My German co-writer of the futuristic the Higher Ground series and I have shared a different experience, which I'll tell you about later.
In Britain, the military top brass take part in discussions on the media. Retired generals and admirals have seats in the House of Lords and take an active role in public debate, whereas that doesn't occur in Germany.
If only their union could have developed into lasting peace.
Now to the part I want to tell you about. The English, whom I represent in this tale of co-writing, and the Germans are now friends, united in the common goal of telling the truth. Here's a scene set in the future that we wrote between us from Long Doom Calling, where Cerridwen is telling a story to her companions one dark night around the fire.
"I had a dream once," Cerridwen said, "about the before-times. I flew above a battle. In the dusk, many men stood on top of a hill and pointed sticks, which they called rifles. Many others tried to climb the hill, carrying the same weapons. After flashes of bright light and loud bangs, men fell wounded and dying on both sides of the open ground between them."
"Why did the men want to kill each other?" Hugo asked.
"I wondered that. Then, I found myself understanding one man on the top of the hill. He was called Freddy and he didn't know why he was fighting on this night. Everyone around him had to do the same: fire at the enemy. Kill them to prevent them from storming up the hill. Or else they might try to take power in Freddy's own land of England."
Hugo leaned forward. "Aren't they fighting in their own land?"
"No. They were over the sea far from home. While Freddy fired his rifle and watched his companions die, he thought about the special feast the next day and his family back home. His wife would set out presents for his two little children to find when they woke up in the morning. How he wanted to be there with them to celebrate the birth of Jeeves."
"Oh, that's the man in Saint Eyes," Hugo said.
"No. He was named after the man born long ago in a place called Lehem, in a distant land. The holy Jeeves became a gentle man, who taught love and understanding, and spoke about his father in heaven." Cerridwen paused. "That's the creator who I think of as the Highest—"
"And I call the Lord." Hugo grinned and rocked back and forward.
"Anyway, Freddy just wanted to lay his rifle down at this special time. When I looked at the men below, their shoulders were drooping and some rubbed their eyes. The dark settled over the area and stars twinkled. One man dropped his rifle and lowered his head. I remember feeling sorry for him too. In a flash I joined with him, the way you do in dreams without any explanation of why it's happening."
"Yeah. It's strange," Hugo said.
"His name was Hans. He didn't want to think about killing the enemy. He didn't know why he should do what the man in charge told him he must. He was thinking of his new wife and his parents back home. He imagined them getting together for a feast on this special day, and he longed to be with them. He called to the man next to him and pointed at the stars. His friend nodded in understanding."

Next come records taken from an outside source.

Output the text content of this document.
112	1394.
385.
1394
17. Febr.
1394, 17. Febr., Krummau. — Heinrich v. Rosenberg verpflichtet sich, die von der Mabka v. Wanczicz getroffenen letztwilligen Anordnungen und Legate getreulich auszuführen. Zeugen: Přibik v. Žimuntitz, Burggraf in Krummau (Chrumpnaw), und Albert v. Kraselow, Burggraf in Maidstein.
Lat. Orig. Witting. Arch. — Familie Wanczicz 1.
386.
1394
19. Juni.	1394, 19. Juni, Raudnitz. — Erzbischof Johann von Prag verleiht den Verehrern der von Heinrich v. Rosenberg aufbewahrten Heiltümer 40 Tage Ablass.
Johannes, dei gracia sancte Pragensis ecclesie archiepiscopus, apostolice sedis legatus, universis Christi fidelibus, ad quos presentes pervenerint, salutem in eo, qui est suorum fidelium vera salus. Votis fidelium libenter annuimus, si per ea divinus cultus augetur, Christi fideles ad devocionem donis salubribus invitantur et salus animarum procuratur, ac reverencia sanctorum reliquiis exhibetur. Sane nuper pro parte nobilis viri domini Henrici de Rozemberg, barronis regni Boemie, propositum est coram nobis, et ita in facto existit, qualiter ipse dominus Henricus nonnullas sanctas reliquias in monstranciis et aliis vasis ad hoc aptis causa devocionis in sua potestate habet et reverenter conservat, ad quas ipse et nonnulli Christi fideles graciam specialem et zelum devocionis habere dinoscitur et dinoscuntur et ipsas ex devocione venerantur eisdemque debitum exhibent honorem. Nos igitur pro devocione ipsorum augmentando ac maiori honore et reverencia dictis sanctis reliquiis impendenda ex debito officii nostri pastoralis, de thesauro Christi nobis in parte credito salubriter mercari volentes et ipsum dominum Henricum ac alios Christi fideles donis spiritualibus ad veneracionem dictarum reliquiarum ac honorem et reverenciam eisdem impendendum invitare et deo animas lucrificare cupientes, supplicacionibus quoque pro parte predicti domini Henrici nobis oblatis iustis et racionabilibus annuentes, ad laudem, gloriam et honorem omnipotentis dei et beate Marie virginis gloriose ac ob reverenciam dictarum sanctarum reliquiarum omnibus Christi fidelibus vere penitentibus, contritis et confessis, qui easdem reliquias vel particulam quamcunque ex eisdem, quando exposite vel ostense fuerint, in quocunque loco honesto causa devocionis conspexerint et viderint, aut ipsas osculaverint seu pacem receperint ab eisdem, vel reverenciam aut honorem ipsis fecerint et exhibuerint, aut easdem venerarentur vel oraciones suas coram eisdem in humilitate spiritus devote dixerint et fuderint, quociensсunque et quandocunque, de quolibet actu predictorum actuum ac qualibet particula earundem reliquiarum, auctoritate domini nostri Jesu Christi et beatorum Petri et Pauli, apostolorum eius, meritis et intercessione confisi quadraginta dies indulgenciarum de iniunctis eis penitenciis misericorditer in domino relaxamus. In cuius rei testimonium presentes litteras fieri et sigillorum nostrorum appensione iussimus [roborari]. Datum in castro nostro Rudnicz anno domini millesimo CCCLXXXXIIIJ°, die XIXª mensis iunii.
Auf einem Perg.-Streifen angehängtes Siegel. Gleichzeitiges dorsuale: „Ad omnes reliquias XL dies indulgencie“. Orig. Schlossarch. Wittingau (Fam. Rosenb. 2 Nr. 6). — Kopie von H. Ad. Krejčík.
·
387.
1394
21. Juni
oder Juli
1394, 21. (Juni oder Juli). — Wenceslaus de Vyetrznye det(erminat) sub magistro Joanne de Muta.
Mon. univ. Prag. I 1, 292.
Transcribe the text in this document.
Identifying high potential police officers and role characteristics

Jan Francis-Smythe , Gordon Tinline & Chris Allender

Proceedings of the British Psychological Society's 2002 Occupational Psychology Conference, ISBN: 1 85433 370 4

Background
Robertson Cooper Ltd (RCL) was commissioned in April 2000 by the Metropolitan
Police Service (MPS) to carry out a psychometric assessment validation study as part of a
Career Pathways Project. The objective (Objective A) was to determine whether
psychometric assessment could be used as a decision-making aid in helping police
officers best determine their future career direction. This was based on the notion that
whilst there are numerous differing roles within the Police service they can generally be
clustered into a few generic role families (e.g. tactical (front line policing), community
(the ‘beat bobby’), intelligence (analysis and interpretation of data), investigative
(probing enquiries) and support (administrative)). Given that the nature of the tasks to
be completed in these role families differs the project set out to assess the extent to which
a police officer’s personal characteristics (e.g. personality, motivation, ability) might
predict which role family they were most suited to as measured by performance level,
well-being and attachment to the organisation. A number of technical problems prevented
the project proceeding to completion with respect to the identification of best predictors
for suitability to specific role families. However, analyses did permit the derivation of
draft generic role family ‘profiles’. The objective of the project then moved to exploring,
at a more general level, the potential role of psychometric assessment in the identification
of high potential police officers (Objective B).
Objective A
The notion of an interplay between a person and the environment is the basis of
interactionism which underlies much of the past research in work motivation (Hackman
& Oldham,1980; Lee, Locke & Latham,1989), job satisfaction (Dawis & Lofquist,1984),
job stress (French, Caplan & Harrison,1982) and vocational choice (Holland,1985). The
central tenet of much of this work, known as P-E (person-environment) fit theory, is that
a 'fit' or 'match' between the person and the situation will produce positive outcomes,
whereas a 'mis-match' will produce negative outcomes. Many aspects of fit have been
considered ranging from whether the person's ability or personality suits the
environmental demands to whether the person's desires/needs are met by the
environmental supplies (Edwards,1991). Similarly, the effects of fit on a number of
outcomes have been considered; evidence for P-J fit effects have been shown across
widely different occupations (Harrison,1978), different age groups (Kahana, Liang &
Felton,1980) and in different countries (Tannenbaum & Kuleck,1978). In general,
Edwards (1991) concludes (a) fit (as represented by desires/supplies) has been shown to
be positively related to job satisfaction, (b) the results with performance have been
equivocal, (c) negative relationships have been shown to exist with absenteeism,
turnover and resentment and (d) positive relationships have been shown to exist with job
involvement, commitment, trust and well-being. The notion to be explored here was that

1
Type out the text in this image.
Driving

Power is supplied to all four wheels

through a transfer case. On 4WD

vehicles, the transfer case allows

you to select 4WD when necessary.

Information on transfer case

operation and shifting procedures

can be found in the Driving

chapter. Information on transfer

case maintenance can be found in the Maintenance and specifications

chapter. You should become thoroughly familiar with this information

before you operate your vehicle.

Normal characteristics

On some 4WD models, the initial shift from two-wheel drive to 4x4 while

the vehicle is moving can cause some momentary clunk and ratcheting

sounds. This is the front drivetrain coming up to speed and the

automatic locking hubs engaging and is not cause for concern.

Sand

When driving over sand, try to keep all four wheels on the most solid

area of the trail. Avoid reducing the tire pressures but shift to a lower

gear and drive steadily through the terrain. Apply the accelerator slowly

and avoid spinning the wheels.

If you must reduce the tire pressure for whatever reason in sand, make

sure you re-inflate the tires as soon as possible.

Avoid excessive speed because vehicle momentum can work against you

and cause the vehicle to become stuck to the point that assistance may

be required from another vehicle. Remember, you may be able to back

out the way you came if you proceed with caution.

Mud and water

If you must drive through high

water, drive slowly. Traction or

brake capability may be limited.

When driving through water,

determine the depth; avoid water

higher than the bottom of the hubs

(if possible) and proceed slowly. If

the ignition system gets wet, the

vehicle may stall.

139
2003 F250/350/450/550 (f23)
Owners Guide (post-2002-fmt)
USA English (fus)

"Why the stars?" Hugo asked.
"The stars had a special meaning on this holy day." Cerridwen searched her memory. "Back with Freddy, I saw the men murmuring in prayer together. Then they burst into song. Silent night, holy night... Below, enemies joined in, singing the same melody but the words sounded different: Stille Nawkt, high lee gue Nawkt... Freddy said, 'I don't want to fight on this special day. What do you think they would do if we went downhill to join with them in peace'?
One of the other men said, 'Let's give it a try'.
'They might shoot us', one man grumbled.
'I don't care', Freddy said. 'We shouldn't kill each other at Christmas. Listen. They're singing another song. I'm going out'. Freddy left his rifle on the ground, climbed to his feet and started towards the men below. He expected to feel a sharp pain in his body at any moment, but no one shot him. Some of his hesitant friends joined him, faces serious. But not a bang echoed in the night."
Hugo sat with his mouth open. Hasid smiled.
"One by one, the men below left their cover and walked towards them, hands empty of weapons. When they met, they laughed and nudged each other. They couldn't understand what the other men said, but when Freddy met Hans, they pointed to the stars. Hans reached into his pocket. He brought out a little parcel of food and held it out to Freddy, smiling and nodding. Freddy took a packet of food from his own pocket and passed that to Hans. All the men swapped food and drink. They joined together in singing until the dawn light. Finally, they all went back to their original spots. Freddy settled down to sleep, thinking about the picture Hans had shown him of his wife. He understood that they both lived similar lives, followed similar dreams and shouldn't be killing each other."
"Great story," Hugo said. "I guess that ended the war."
Cerridwen sighed. "I'm afraid not. Freddy knew the whole time they'd be killing each other again the next day. Or be shot by their own headman. Once a war breaks out, it's hard to stop. Like an awful disease that spreads from one person to the other."
"Oh, that's terrible." Hugo looked down at his hands to hide his disappointment.